Rotation Doesn't Allow The Poor Quality Of The Professionals - David Miller > Cricket News, cricinfo, mobilecric, cricbuzz, livescore and more

Cricket news - Rotation doesn't allow mediocrity in the squad - David Miller

Miller didn't feature in the final ODI against Pakistan.

David Miller, South Africa batsman, backed his team management's decision to rotate players in the final ODI against Pakistan, and believes that such a policy will ensure that mediocrity doesn't creep in their games.

Going into the decider of the five-match series in Cape Town, South Africa decided to rest Miller and test all their three all-round options - Andile Phehlukwayo, Dwaine Pretorius and Williem Mulder - as a part of their experiment process. Even as they won the game at Newlands comfortable, courtesy Quinton de Kock's brisk half-century, they did put the series at stake with a larger view of getting their best combination ahead of the world cup.

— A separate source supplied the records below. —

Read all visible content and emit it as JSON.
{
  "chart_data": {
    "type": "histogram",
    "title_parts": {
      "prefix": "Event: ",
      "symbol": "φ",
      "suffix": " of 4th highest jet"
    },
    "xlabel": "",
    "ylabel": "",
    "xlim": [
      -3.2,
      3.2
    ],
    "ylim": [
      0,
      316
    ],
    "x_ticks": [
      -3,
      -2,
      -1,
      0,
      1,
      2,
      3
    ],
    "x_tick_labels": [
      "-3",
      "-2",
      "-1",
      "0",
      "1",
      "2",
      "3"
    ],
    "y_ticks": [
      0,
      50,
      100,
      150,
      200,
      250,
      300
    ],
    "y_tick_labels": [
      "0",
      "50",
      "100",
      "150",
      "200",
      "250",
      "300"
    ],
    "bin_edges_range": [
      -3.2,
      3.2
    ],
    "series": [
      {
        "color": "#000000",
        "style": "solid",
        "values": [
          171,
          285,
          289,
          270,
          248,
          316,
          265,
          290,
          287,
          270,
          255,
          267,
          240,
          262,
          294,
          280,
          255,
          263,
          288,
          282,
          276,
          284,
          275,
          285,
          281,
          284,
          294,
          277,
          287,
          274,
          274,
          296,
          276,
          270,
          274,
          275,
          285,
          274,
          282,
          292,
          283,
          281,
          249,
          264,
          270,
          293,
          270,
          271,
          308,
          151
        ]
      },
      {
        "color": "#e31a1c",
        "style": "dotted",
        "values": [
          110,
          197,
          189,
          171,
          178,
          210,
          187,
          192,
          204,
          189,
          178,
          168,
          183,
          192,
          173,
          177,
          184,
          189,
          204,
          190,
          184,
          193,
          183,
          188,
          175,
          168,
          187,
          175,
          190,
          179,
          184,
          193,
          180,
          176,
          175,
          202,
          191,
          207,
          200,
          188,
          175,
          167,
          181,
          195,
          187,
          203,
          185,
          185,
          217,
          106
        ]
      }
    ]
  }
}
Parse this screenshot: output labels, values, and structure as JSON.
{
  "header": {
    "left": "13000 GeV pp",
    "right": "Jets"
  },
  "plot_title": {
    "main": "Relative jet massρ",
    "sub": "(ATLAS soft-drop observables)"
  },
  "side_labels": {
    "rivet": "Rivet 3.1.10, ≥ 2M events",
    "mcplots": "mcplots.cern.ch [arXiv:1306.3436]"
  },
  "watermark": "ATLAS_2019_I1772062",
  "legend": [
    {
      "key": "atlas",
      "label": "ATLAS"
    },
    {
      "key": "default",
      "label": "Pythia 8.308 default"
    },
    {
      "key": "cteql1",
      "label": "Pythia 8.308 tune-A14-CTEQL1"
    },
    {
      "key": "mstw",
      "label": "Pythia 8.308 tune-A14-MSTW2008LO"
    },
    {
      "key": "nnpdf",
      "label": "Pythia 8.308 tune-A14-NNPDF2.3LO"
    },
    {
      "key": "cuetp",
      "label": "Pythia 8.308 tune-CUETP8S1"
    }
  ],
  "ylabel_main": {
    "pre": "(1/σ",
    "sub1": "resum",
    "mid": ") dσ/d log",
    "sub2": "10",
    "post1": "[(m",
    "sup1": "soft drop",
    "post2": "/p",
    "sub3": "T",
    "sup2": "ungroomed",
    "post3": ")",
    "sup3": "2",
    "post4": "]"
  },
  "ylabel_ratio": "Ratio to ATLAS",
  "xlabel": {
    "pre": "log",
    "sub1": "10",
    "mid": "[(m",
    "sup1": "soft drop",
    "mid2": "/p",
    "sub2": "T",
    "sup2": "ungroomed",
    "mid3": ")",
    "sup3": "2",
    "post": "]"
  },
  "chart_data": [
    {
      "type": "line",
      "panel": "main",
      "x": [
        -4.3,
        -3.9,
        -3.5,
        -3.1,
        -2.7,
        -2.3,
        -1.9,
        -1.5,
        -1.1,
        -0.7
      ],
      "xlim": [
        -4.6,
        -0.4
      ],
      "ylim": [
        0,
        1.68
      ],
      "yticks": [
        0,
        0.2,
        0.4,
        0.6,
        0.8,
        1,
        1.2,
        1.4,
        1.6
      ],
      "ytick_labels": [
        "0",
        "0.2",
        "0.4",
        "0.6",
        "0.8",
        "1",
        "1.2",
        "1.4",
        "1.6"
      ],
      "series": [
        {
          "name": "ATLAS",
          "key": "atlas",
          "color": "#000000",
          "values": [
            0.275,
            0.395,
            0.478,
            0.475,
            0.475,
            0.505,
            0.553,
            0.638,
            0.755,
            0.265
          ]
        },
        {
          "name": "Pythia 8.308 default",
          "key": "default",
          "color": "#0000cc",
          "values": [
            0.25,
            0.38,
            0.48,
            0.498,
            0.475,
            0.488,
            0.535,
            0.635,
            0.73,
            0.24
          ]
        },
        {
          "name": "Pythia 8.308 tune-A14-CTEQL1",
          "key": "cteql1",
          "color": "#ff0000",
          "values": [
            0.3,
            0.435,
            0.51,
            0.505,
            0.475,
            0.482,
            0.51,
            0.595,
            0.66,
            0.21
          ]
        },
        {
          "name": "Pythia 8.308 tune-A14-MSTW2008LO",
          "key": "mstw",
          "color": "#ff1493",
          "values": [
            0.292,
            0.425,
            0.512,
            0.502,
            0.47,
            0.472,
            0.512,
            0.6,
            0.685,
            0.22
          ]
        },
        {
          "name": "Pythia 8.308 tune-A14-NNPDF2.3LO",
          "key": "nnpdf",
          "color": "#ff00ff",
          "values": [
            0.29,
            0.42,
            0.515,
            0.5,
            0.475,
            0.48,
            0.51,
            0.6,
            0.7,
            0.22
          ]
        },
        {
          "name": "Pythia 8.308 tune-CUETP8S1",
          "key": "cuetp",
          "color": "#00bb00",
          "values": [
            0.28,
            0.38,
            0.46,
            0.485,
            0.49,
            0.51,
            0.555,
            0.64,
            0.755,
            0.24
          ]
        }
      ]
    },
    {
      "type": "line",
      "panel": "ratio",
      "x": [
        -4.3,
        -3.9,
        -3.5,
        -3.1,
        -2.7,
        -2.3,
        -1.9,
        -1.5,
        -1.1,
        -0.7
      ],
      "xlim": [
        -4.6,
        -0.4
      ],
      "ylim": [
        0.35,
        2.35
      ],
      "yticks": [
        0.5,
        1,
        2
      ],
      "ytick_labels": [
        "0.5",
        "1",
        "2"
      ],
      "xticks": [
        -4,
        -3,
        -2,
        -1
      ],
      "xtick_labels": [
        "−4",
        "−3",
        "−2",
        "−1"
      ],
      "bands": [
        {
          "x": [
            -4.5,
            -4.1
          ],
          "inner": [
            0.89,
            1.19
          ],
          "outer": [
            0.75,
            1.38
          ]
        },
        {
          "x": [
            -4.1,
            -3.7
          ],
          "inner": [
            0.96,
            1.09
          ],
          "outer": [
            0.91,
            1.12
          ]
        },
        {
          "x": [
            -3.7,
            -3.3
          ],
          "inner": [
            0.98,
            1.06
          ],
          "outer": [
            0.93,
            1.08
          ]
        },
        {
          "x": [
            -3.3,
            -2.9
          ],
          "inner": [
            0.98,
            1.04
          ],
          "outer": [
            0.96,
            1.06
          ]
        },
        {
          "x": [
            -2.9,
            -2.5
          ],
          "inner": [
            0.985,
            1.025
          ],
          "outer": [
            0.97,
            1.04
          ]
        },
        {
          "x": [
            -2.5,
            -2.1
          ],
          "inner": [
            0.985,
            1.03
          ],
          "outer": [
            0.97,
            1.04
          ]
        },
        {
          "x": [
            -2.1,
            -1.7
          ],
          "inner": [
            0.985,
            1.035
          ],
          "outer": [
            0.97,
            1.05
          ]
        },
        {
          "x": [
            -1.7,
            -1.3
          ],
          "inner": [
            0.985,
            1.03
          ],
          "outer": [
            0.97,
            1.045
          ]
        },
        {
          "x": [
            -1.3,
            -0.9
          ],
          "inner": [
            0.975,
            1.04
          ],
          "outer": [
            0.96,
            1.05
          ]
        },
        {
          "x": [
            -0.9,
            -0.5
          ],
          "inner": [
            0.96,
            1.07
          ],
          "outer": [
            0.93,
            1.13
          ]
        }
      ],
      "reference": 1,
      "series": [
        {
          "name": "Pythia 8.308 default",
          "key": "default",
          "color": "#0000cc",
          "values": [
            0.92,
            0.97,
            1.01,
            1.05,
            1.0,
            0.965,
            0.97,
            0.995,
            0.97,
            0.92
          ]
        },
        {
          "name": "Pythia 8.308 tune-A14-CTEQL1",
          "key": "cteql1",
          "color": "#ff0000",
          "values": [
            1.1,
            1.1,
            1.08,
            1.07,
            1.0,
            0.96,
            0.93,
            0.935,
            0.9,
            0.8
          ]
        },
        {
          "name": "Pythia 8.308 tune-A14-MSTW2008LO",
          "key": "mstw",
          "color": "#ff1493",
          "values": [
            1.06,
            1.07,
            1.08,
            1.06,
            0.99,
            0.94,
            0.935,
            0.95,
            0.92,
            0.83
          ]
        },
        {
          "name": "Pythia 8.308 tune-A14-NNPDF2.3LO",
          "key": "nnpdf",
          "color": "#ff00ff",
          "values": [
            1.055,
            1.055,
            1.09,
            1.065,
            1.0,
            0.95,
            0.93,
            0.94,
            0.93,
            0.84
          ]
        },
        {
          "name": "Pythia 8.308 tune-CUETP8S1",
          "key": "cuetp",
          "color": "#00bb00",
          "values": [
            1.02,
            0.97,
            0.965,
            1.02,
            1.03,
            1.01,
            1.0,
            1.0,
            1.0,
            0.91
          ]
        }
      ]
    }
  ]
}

Miller backed the idea and said, "We've all committed to the bigger cause. We all want to win the World Cup as a country. If the selectors or coach or captain want to try out different guys, you've got to accept the decisions. That's something we've all committed to as a team. There's definitely a bigger picture. It's nice to have refreshed players as well. It doesn't allow mediocrity within the squad. You've constantly got to be on your A game."

The destructive southpaw, who has been in good form in the last couple of years, didn't have the best of outings in the series, returning with scores of 16, 31* and 4 but believes he is in a good space after getting some much-needed rest. With the Mzansi Super League following right after South Africa's tour of Australia, there was little rest for Miller.

"I feel really good, to be honest," Miller said. "I had three weeks off. I was in the gym quite a bit, ran a bit, and enjoyed my time off. I think mentally I was a little bit rundown towards the end of last year, but I had a good break and I feel it did me good. I've been training really hard, and I feel in a good space with my game. And there's a lot of cricket ahead, so I needed a bit of a break."

However, just before the Pakistan series, he had stroked a 108-ball 139, stitching a 252-run alliance with Faf du Plessis against Australia. Speaking of his century, Miller said, "All those kinds of performances go down as experience. At the end of the day, the next game is just as important. It's really nice to have had that, but it has come and gone."

Over the years, Miller has established himself in the second half of the middle order, enhancing his reputation as a finisher. While his big hitting prowess gives him the much-required skill to essay that role, he believes, having spent so many years in that role has helped him adapt to the requirements better.

"It's pretty much been my career," he said. "You mould yourself around that and you've got to make it happen. That's something that I've been working on. You don't get it right every time, but that's the aim - to practice with the intention of finishing a game. Wanting those moments. That's been my role for many, many years and I take it onboard."

Even as the focus is on the 50-over format with the World Cup coming up, Miller isn't willing to rule out the importance of the upcoming T20I series against Pakistan, and believes that a good performances can help the players put themselves in the reckoning for a spot in the showpiece event this year in England.

"It's a different format, but every format you play for South Africa you do have an opportunity if you really excel to put up your hand in that sense," he said. "It is around to the corner to the World Cup, so I don't see why not, if someone does extremely well. Saying that, there have been a lot of guys getting chances over the last 18 months. It's definitely a good stepping stone for the World Cup.

"T20, globally, there's a lot of contracts around the world now. So as a youngster, if you do well in the international arena, it gives you the opportunity for other formats in South Africa, but also abroad as well. It creates a lot of opportunity."